経団連は7月31日、東京・大手町の経団連会館で社会保障委員会年金改革部会(柿木厚司部会長)を開催し、厚生労働省年金局の黒田秀郎企業年金国民年金基金課長と山内孝一郎基金数理室長から、先の通常国会で成立した「厚生年金保険法等の一部を改正する法律」の内容および企業年金の現状と課題について聞くとともに、意見交換を行った。説明の概要は次のとおり。
■ 改正法成立の意義
改正法成立により、厚生年金基金を採用する企業が負っていた代行部分の運用リスクの相当部分は国(厚生年金本体)に戻ることとなり、公的年金と企業年金が明確に区分けされることとなる。企業年金が本来担う役割を充実・強化し、さらに発展していくことが今後大事である。
■ 改正法成立の経緯と背景
厚生年金基金は、現在約400万人の加入者がおり、厚生年金本体の一部を代行して運用・給付している。しかし、近年の社会経済状況のもとで、一部の基金において積立金が代行部分について保有すべき額に満たない「代行割れ」問題が常態化することとなった。そして、AIJ事件により問題が表面化し、改正法の成立に至った。
■ 改正法の概要
改正法は、代行割れ基金が早期解散できるよう5年間の時限措置として、連帯債務外しや分割納付期間の延長など特例解散制度を見直すとともに、代行割れを再び起こさないための制度的措置として、法施行後5年経過後は、積立水準が一定の基準を満たさない基金には、厚生労働大臣が社会保障審議会の意見を聴いて解散命令を発動できることとなっている。また、基金解散時の残余財産を事業所単位で既存の確定給付企業年金に移換することができる仕組みなど、移行を支援する措置が講じられている。
■ 企業年金の課題
「確定拠出年金」(以下「DC」)、「確定給付企業年金」(以下「DB」)の拡充に向け、経団連をはじめ、多くの関係者からの要望があることは認識している。DCについては、(1)拠出限度額の引き上げ(2)中途脱退要件の緩和(3)マッチング拠出の要件緩和――、DBについては、(1)給付減額手続き要件の緩和(2)承認・認可手続きの簡素化――が代表的な要望である。

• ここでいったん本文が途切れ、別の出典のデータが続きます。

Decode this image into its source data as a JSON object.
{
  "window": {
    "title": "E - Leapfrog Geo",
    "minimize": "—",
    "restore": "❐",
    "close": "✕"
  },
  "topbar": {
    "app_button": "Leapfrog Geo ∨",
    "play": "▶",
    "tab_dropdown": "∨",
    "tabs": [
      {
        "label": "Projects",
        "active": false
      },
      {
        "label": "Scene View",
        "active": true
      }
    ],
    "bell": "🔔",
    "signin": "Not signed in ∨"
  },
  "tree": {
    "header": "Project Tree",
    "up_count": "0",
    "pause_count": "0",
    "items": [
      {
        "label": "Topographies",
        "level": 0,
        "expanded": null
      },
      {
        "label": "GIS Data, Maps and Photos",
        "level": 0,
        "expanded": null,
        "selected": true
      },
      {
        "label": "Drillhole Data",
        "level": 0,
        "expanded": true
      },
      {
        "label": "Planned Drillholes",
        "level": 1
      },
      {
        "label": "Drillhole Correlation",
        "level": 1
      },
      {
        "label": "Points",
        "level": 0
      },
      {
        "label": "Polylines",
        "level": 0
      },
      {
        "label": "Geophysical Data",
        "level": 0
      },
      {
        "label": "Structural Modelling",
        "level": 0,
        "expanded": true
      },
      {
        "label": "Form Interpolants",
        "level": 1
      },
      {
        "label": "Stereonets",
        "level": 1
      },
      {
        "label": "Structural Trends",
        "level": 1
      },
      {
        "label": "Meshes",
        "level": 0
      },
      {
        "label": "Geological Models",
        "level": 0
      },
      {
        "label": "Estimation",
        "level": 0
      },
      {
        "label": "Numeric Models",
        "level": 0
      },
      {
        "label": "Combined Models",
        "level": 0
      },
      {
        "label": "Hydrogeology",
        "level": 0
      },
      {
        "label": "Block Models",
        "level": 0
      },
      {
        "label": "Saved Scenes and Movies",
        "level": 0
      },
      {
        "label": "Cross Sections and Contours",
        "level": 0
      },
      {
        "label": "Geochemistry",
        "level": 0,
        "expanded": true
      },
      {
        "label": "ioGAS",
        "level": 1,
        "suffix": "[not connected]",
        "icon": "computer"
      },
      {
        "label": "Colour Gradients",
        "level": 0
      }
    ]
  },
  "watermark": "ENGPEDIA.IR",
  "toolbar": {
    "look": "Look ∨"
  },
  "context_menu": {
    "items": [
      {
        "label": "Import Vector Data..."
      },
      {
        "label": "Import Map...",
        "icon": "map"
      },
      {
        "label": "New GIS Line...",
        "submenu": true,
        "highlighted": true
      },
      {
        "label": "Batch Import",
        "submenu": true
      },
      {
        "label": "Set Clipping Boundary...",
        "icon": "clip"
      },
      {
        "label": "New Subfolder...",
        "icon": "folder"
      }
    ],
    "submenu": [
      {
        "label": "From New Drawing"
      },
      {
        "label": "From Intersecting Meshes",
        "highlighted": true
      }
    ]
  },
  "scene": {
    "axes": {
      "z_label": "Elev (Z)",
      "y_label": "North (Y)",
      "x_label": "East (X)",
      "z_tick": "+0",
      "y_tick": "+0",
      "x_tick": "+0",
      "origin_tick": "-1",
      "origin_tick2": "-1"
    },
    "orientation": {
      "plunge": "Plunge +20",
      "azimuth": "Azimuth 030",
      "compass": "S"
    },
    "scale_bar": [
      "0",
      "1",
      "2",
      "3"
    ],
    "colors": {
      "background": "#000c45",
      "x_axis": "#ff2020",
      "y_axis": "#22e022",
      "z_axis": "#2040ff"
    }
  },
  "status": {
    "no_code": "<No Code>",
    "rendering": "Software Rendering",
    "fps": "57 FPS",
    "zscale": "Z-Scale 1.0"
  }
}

また、今年度末に課税凍結期限を迎える「企業年金の積立金に対する特別法人税」については、平成26年度の税制改正に向け、税務当局と議論をすることになる。
<意見交換>
意見交換では、DCの拠出限度額を引き上げるべきとの意見が複数の委員から出された。また、「有識者会議や専門委員会でも私的年金のあり方を検討する必要性が指摘されているが、企業年金を議論する検討会を設ける予定はあるのか」との質問に対して、「現在の社会保障審議会年金部会は公的年金と私的年金の役割分担等を議論するには適している面がある。一方、今回の改正法で社会保障審議会に特例解散等に関する第三者委員会を設置することとなっている。企業年金のさらに具体的な課題を議論する場をどのようなかたちで設けるのが良いか、今後検討していくことになる」との考えが示された。